O que mais pesou na sua decisão de se candidatar à Presidência de Portugal depois de se retirar da vida política? Tem relação com a falta de novas lideranças políticas no país e em seu partido?

MÁRIO SOARES: Há muitas lideranças em Portugal. Não faltam. O Partido Socialista é ao mesmo tempo um partido de governo. Temos o primeiro-ministro e outros ministros. Portanto, não nos faltam líderes. Agora, o que falta nessa conjuntura real é que os que seriam mais aptos para disputar essa eleição não aceitaram. Chegou uma hora que fui pressionado, não só pelo Partido Socialista, mas por muitas forças políticas e sociais para avançar. E, depois de muito meditar sobre isso, revolvemos avançar mesmo.

Grande parte das críticas que o senhor tem recebido por se lançar candidato se refere a sua idade. Como se sente aos 80 anos?

SOARES: Como você acompanhou (fala ao repórter) o dia todo, estás a ver. Tenho estado bem, praticamente sem parar, a dar entrevistas, a falar com pessoas, cumprindo muitas agendas com gente importante, como o ex-presidente Fernando Henrique Cardoso e com outras pessoas também. Faço discursos. O fato é que sou como sempre fui. Alguns até dizem que sou melhor agora do que fui no passado. Parece evidente ter mais experiência, mais conhecimento.

A sua família encarou bem a sua decisão de se candidatar de novo?

SOARES. Inicialmente estavam com a idéia de que era melhor que eu ficasse em casa. A família gosta sempre que os filhos fiquem mais em casa. Meu objetivo era escrever livros, mais do que escrevi no passado. Mas o fato é que agora tenho que largar. Conversamos e a família acompanha, solidária, como é evidente.

Qual é a sua opinião sobre seu principal adversário, o ex-primeiro-ministro Aníbal Cavaco Silva?

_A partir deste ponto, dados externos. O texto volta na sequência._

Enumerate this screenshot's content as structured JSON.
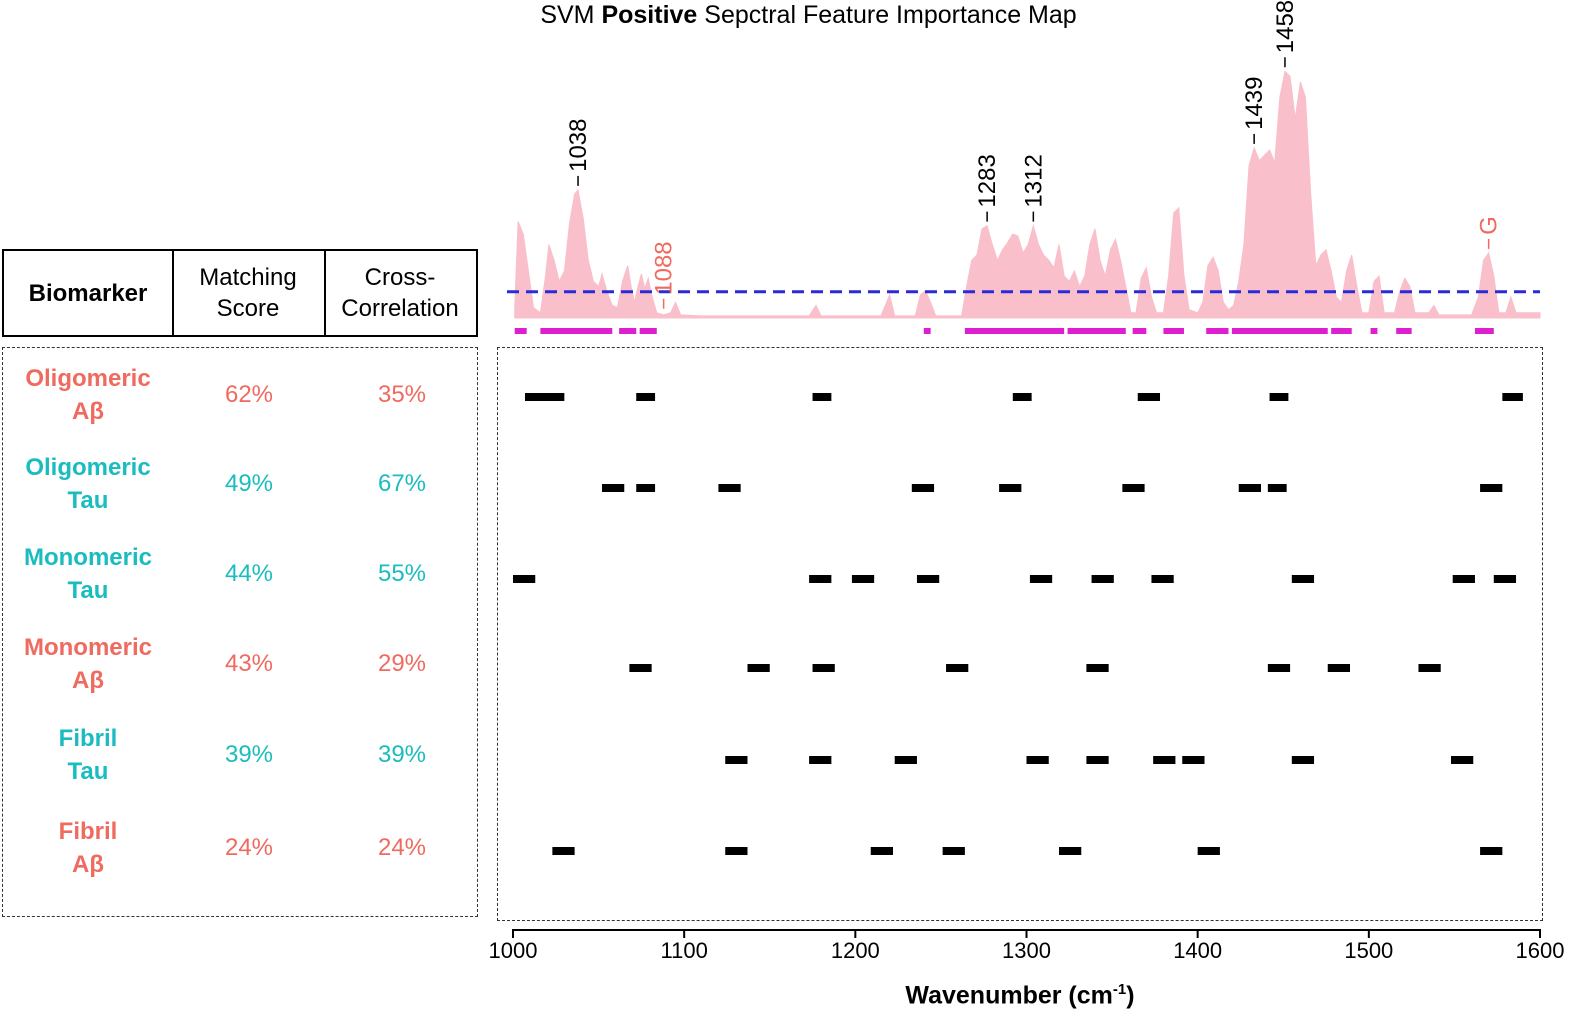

SOARES: Não sei se ele é (adversário). Por enquanto ele não se expressou. Não sei se ele é ou não é. Convivemos por dez anos. Ele foi primeiro-ministro enquanto eu era presidente.

Seria um adversário duro?

SOARES: Sobre isso não vou me pronunciar.

As pesquisas de opinião dão ao senhor um índice muito baixo. Como se recuperar?

SOARES: Na primeira vez que fui eleito as pesquisas diziam que eu tinha 6%. Depois ganhei com 54%. Agora dizem que eu tenho 32%. Para começar não está mal. É uma recuperação enorme.

Como um dos grandes incentivadores da entrada de Portugal na União Européia, como o senhor avalia a situação atual do bloco e a inserção nele do seu país?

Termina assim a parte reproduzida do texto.